Poderá ouvir os conselhos de sua tia e seu tio políticos, inclusive a ponto de se converter em pouco mais que um títere. O sistema norte-coreano, presidido por uma gerontocracia, não está desenhado para adaptar-se a um jovem com ousadas ideias reformistas, embora Kim Jong-un se incline nessa direção. Ao mesmo tempo, uma elite de tecnocratas formados no Ocidente espera há anos a oportunidade de dar novo rumo ao país. Também surgiu uma nova classe média que negocia com a China, utiliza telefone celular disponível há pouco tempo, e também dirige automóveis particulares, além de frequentarem os novos restaurantes de Pyongyang.
Até agora, Jong-un se mantêm em silêncio, sem manifestar se se alinha com a elite de tecnocratas ou com a nova classe média. Quanto ao governo Obama, após deixar de lado sua paciência estratégica para negociar de boa fé com a Coreia do Norte, agora voltou à tática de esperar e ver. O Departamento de Estado disse que os debates sobre ajuda alimentar ainda estão em marcha, mas que é improvável que ocorram avanços antes do Ano Novo. Washington não deveria deixar escapar esta oportunidade de pôr à prova o novo governo norte-coreano.

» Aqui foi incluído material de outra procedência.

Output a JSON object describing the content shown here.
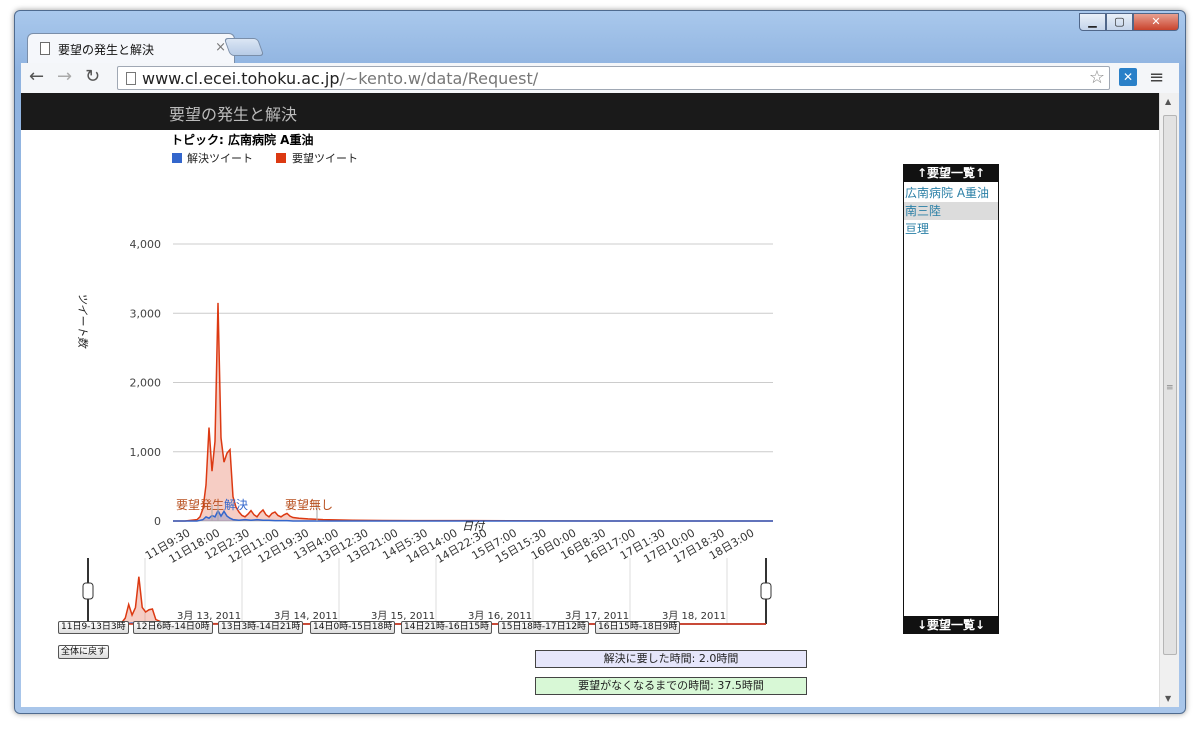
{
  "browser": {
    "tab_title": "要望の発生と解決",
    "tab_close": "×",
    "url_host": "www.cl.ecei.tohoku.ac.jp",
    "url_path": "/~kento.w/data/Request/",
    "back_glyph": "←",
    "forward_glyph": "→",
    "reload_glyph": "↻",
    "star_glyph": "☆",
    "menu_glyph": "≡",
    "min_glyph": "▁",
    "max_glyph": "▢",
    "close_glyph": "✕"
  },
  "page": {
    "header_title": "要望の発生と解決",
    "topic": "トピック: 広南病院 A重油"
  },
  "chart_data": [
    {
      "type": "area",
      "title": "トピック: 広南病院 A重油",
      "xlabel": "日付",
      "ylabel": "ツイート数",
      "ylim": [
        0,
        4000
      ],
      "yticks": [
        0,
        1000,
        2000,
        3000,
        4000
      ],
      "ytick_labels": [
        "0",
        "1,000",
        "2,000",
        "3,000",
        "4,000"
      ],
      "grid": true,
      "legend_placement": "top-left",
      "x_tick_labels": [
        "11日9:30",
        "11日18:00",
        "12日2:30",
        "12日11:00",
        "12日19:30",
        "13日4:00",
        "13日12:30",
        "13日21:00",
        "14日5:30",
        "14日14:00",
        "14日22:30",
        "15日7:00",
        "15日15:30",
        "16日0:00",
        "16日8:30",
        "16日17:00",
        "17日1:30",
        "17日10:00",
        "17日18:30",
        "18日3:00"
      ],
      "series": [
        {
          "name": "解決ツイート",
          "color": "#3366cc",
          "x": [
            0,
            8,
            9,
            10,
            11,
            12,
            13,
            14,
            15,
            16,
            17,
            18,
            19,
            20,
            22,
            24,
            26,
            28,
            30,
            32,
            34,
            36,
            38,
            40,
            45,
            50,
            60,
            80,
            100,
            140,
            200
          ],
          "values": [
            0,
            0,
            10,
            20,
            60,
            40,
            80,
            60,
            150,
            70,
            140,
            70,
            40,
            20,
            10,
            20,
            10,
            20,
            10,
            10,
            5,
            5,
            5,
            0,
            0,
            0,
            0,
            0,
            0,
            0,
            0
          ]
        },
        {
          "name": "要望ツイート",
          "color": "#dc3912",
          "x": [
            0,
            4,
            8,
            9,
            10,
            11,
            12,
            13,
            14,
            15,
            16,
            17,
            18,
            19,
            20,
            21,
            22,
            23,
            24,
            25,
            26,
            27,
            28,
            29,
            30,
            31,
            32,
            33,
            34,
            35,
            36,
            37,
            38,
            39,
            40,
            42,
            45,
            50,
            60,
            80,
            100,
            140,
            200
          ],
          "values": [
            0,
            0,
            20,
            60,
            180,
            520,
            1350,
            720,
            1150,
            3150,
            1200,
            850,
            980,
            1030,
            350,
            200,
            130,
            80,
            60,
            100,
            150,
            90,
            60,
            120,
            160,
            90,
            60,
            110,
            130,
            80,
            60,
            90,
            110,
            70,
            50,
            40,
            30,
            20,
            10,
            5,
            5,
            0,
            0
          ]
        }
      ],
      "annotations": [
        {
          "text": "要望発生",
          "color": "#b8501f",
          "x": 13
        },
        {
          "text": "解決",
          "color": "#3366cc",
          "x": 15
        },
        {
          "text": "要望無し",
          "color": "#b8501f",
          "x": 42
        }
      ]
    },
    {
      "type": "area",
      "title": "",
      "x_tick_labels": [
        "3月 13, 2011",
        "3月 14, 2011",
        "3月 15, 2011",
        "3月 16, 2011",
        "3月 17, 2011",
        "3月 18, 2011"
      ],
      "series": [
        {
          "name": "要望ツイート",
          "color": "#dc3912",
          "x": [
            0,
            5,
            10,
            11,
            12,
            13,
            14,
            15,
            16,
            17,
            18,
            19,
            20,
            22,
            25,
            30,
            40,
            50,
            60,
            80,
            100,
            150,
            200
          ],
          "values": [
            0,
            0,
            100,
            400,
            1300,
            600,
            1100,
            3150,
            1100,
            800,
            950,
            1000,
            300,
            100,
            60,
            40,
            20,
            10,
            5,
            0,
            0,
            0,
            0
          ]
        },
        {
          "name": "解決ツイート",
          "color": "#3366cc",
          "x": [
            0,
            12,
            13,
            14,
            15,
            16,
            17,
            18,
            20,
            30,
            200
          ],
          "values": [
            0,
            40,
            60,
            50,
            140,
            60,
            100,
            40,
            10,
            0,
            0
          ]
        }
      ]
    }
  ],
  "range_buttons": [
    "11日9-13日3時",
    "12日6時-14日0時",
    "13日3時-14日21時",
    "14日0時-15日18時",
    "14日21時-16日15時",
    "15日18時-17日12時",
    "16日15時-18日9時"
  ],
  "reset_button": "全体に戻す",
  "info": {
    "resolve_time": "解決に要した時間: 2.0時間",
    "no_request_time": "要望がなくなるまでの時間: 37.5時間"
  },
  "request_panel": {
    "header": "↑要望一覧↑",
    "footer": "↓要望一覧↓",
    "items": [
      {
        "label": "広南病院 A重油",
        "selected": false
      },
      {
        "label": "南三陸",
        "selected": true
      },
      {
        "label": "亘理",
        "selected": false
      }
    ]
  }
}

Por 2012 ser ano eleitoral, é provável que Obama não se arrisque a ser acusado por seus adversários republicanos de “contemporizar com o inimigo” por causa de uma abertura para Pyongyang. Além disso, o governo já investiu certo capital político e assumiu riscos ao enviar a secretária de Estado, Hillary Clinton, à Birmânia. No entanto, a localização estratégica da Coreia do Norte e seu misterioso programa nuclear exigem que Washington preste atenção.
Quando Kim Il-sung faleceu, em 1994, o governo de Bill Clinton continuou as negociações para um acordo que congelasse o programa nuclear norte-coreano. Contudo, a resistência do Congresso fez com que não cumprisse o compromisso diplomático e econômico que havia anunciado. Assim, foi efetivamente perdida uma oportunidade de acabar com a guerra fria com a Coreia do Norte. Agora, o governo de Obama tem uma oportunidade semelhante de usar a morte de Kim Jong-il para abrir um novo capítulo em sua relação com a Coreia do Norte.